I found the most interesting chapter was chapter 3, 'The Father as Cause' where Zizioulas attempts to defend and rebut criticisms that his assertion that the Father is the cause of Trinity is problematic. In particular he is responding to the objections raised by Alan Torrance in his monograph Persons in Communion (T & T Clark, 1996), where, although appreciative of some aspects of Zizioulas' theology, Torrance is unconvinced by Zizioulas' description. Zizioulas responds by first saying that 'Father' is a relational term and so it is 'impossible to make the Father ontologically ultimate without, at the same time, making communion primordial' (p.126), that is, we cannot speak about the Father without also speaking of the Son and the Spirit. Zizioulas thinks the problem with Torrance and others is we still tend to understand 'person' in a individualistic way rather than a relational way (p.127). Second, he says 'causal language ... refers to the how, not to the what of God' (p.128), that is, the Father does not give ousia ('being') to the Son or the Spirit, but the personal origin of the Son and the Spirit is from the Father. Third, Zizioulas says there is a taxis or ordering in the Trinity and so we find that 'Every movement in God, ad extra as well as ad intra, begins with the Father and ends with him' (p.138). It is perhaps helpful to understand Zizioulas here with a longer quote:

It is only when divine nature is somehow confused with the person of the Father, and personal causation with a process of imparting of divine nature by the Father to the other two persons, that the equality of the Trinitarian persons as fully divine is put at risk ... Divine nature does not exist prior to the divine persons, as a sort of possession of the Father who grants it to the other persons ... Divine nature exists only when and as the Trinity emerges, and it is for this reason that it is not 'possessed' by any person in advance (p.140).
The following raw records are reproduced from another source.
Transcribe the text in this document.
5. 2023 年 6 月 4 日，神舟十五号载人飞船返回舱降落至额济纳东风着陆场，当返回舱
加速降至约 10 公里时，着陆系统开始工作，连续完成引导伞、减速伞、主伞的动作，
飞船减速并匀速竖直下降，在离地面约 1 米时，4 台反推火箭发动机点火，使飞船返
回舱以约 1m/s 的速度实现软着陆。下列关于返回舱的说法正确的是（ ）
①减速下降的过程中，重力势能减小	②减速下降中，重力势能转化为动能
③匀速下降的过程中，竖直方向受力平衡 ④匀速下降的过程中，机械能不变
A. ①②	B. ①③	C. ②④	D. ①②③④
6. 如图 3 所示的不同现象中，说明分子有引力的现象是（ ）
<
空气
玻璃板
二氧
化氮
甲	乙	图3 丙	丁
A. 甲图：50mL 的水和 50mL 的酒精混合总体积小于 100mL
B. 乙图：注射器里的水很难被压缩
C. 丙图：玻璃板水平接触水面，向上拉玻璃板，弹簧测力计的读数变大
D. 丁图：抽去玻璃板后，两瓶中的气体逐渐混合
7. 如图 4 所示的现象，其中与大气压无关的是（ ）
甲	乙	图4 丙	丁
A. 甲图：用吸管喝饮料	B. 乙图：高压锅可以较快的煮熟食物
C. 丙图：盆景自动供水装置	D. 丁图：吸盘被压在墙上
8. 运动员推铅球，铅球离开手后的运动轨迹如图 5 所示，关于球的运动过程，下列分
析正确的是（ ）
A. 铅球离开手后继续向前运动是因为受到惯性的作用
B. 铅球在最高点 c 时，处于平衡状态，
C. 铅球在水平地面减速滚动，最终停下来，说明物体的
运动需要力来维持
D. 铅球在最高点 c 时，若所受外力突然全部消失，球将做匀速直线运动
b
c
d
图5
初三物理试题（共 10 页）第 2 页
This reader finds Zizioulas' argument a convincing case, although interestingly Colin Gunton joins the conversation in his chapter in The Theology of John Zizioulas (Ashgate, 2007) where he is in agreement with Zizioulas, but suggests that while recognising the Father as the cause, we also acknowledge that it is 'the Spirit is the one who, to use Basil's words, "completes the divine and blessed Trinity"' (Gunton, 2007, 103).

John Zizioulas is always a challenging, but rewarding read. His theology of personhood and the implications it has for the doctrine of the Trinity, the church, the human being are difficult to match and his theology will continue to be one that others find helpful. He has done us a great service in drawing Western theology back to the Cappadocian Fathers. Communion and Otherness will surely join Being as Communion as a much read and much quoted book.